S51A-4408:
Elastic Velocity Updating through Image-Domain Tomographic Inversion of Passive Seismic Data
Abstract:
Seismic monitoring at injection sites (e.g., CO2sequestration, waste water disposal, hydraulic fracturing) has become an increasingly important tool for hazard identification and avoidance. The information obtained from this data is often limited to seismic event properties (e.g., location, approximate time, moment tensor), the accuracy of which greatly depends on the estimated elastic velocity models. However, creating accurate velocity models from passive array data remains a challenging problem. Common techniques rely on picking arrivals or matching waveforms requiring high signal-to-noise data that is often not available for the magnitude earthquakes observed over injection sites.We present a new method for obtaining elastic velocity information from earthquakes though full-wavefield wave-equation imaging and adjoint-state tomography. The technique exploits images of the earthquake source using various imaging conditions based upon the P- and S-wavefield data. We generate image volumes by back propagating data through initial models and then applying a correlation-based imaging condition. We use the P-wavefield autocorrelation, S-wavefield autocorrelation, and P-S wavefield cross-correlation images. Inconsistencies in the images form the residuals, which are used to update the P- and S-wave velocity models through adjoint-state tomography.

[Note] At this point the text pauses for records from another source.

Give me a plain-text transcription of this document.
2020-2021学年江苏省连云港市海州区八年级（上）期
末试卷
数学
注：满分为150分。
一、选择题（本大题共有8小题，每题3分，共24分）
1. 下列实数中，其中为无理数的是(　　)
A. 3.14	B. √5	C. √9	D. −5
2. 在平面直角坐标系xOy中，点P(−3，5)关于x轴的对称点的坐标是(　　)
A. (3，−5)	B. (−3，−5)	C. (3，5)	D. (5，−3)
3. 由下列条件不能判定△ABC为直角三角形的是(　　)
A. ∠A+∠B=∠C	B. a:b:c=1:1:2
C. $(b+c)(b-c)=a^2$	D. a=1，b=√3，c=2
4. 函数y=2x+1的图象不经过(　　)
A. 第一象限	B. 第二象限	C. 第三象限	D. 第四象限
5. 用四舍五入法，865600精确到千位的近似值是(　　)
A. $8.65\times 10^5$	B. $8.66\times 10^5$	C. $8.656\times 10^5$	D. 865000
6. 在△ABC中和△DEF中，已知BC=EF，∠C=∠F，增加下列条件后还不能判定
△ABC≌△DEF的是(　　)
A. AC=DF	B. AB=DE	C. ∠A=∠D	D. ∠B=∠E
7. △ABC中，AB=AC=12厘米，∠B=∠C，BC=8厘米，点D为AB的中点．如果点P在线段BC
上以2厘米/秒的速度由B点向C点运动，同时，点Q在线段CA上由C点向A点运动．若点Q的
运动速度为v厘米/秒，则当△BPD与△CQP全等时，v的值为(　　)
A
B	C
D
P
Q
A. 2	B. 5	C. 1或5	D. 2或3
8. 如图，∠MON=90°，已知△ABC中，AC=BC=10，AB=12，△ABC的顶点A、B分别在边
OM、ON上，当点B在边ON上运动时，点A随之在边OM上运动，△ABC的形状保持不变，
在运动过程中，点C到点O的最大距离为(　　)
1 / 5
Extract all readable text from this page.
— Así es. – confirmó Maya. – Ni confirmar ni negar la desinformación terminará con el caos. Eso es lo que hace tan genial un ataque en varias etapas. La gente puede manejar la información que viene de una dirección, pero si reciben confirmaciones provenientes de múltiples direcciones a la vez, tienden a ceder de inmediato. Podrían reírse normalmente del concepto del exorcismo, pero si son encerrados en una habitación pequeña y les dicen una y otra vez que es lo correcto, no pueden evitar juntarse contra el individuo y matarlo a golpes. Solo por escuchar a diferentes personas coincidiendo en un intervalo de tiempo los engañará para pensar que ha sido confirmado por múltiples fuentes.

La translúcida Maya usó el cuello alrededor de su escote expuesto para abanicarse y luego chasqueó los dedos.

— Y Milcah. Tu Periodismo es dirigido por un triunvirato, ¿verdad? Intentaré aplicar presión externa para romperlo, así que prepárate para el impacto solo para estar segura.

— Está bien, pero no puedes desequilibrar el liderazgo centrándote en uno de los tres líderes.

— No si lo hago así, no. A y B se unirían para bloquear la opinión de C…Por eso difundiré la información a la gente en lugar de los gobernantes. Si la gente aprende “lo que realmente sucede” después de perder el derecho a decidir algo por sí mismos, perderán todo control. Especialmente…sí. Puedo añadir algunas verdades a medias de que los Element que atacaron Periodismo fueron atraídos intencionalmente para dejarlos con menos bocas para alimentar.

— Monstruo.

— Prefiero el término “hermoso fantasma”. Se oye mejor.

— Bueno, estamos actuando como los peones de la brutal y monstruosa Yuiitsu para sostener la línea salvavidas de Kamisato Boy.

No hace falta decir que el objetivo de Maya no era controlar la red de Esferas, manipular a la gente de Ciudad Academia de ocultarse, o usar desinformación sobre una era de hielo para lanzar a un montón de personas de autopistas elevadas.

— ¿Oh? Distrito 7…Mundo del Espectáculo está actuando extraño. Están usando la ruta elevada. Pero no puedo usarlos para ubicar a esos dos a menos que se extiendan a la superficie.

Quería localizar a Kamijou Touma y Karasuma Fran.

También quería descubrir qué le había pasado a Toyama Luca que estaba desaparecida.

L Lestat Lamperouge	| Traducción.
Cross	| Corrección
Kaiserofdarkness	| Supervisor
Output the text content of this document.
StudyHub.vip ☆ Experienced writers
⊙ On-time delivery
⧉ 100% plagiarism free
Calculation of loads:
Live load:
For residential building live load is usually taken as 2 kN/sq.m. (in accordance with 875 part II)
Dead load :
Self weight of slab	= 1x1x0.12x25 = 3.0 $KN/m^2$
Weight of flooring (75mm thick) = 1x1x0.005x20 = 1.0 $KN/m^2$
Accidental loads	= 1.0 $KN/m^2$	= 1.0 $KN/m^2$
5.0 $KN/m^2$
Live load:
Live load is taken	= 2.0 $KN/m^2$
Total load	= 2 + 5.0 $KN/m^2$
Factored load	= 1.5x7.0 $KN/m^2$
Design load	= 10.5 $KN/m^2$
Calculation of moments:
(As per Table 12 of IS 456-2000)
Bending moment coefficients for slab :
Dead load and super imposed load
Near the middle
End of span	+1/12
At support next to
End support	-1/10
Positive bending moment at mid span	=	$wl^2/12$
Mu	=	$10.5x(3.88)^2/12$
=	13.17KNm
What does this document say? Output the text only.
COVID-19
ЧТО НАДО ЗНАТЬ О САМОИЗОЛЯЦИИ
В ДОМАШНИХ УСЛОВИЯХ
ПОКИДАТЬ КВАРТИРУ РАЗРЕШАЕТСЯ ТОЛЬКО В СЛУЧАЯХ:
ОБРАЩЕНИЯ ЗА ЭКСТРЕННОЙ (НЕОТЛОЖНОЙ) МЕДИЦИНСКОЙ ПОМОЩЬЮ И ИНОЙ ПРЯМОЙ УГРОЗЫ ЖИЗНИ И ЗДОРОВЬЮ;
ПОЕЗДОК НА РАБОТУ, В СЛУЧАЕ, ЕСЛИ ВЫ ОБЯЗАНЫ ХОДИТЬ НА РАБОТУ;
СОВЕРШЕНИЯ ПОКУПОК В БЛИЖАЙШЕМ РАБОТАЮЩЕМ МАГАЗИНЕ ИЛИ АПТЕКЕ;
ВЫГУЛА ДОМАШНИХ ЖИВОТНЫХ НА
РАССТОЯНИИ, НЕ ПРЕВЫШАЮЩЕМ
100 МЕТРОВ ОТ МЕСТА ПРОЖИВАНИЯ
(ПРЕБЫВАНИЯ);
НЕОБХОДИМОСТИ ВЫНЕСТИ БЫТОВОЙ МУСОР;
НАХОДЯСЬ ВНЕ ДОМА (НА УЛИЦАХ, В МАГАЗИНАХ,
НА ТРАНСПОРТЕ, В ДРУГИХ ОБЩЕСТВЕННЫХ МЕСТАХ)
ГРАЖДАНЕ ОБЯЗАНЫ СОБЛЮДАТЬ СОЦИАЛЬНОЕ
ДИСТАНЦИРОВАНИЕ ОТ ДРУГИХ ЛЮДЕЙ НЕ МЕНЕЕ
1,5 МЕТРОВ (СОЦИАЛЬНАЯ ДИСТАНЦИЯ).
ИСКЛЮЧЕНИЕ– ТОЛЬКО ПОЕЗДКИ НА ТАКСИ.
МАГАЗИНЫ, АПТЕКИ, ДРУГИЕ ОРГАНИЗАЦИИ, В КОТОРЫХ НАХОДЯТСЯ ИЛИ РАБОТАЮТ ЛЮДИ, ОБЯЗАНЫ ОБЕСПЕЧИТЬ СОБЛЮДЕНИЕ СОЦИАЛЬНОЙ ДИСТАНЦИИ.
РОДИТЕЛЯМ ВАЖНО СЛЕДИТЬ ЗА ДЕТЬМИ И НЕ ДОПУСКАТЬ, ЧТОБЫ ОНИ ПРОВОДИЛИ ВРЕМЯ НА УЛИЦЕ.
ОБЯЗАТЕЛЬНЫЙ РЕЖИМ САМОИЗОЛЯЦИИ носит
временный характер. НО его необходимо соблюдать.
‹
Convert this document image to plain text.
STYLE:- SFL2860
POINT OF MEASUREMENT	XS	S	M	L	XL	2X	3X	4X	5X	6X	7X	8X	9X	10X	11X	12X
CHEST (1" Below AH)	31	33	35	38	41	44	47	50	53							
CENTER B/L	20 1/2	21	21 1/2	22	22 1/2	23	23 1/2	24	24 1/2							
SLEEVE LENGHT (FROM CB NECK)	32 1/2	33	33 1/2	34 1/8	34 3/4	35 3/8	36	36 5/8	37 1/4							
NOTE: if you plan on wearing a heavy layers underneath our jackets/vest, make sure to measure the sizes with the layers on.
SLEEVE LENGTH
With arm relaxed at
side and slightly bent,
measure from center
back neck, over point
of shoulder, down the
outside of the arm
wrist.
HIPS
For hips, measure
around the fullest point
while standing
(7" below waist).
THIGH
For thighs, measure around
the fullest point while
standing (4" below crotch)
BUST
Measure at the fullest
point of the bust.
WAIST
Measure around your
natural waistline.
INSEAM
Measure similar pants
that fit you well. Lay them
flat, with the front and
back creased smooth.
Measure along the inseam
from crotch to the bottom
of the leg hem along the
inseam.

Because the image volumes are constructed from all trace data, the signal-to-noise in this space is increased when compared to the individual traces. Moreover, it eliminates the need for picking and does not require any estimation of the source location and timing. Initial tests show that with reasonable source distribution and acquisition array, velocity anomalies can be recovered. Future tests will apply this methodology to other scales from laboratory to global.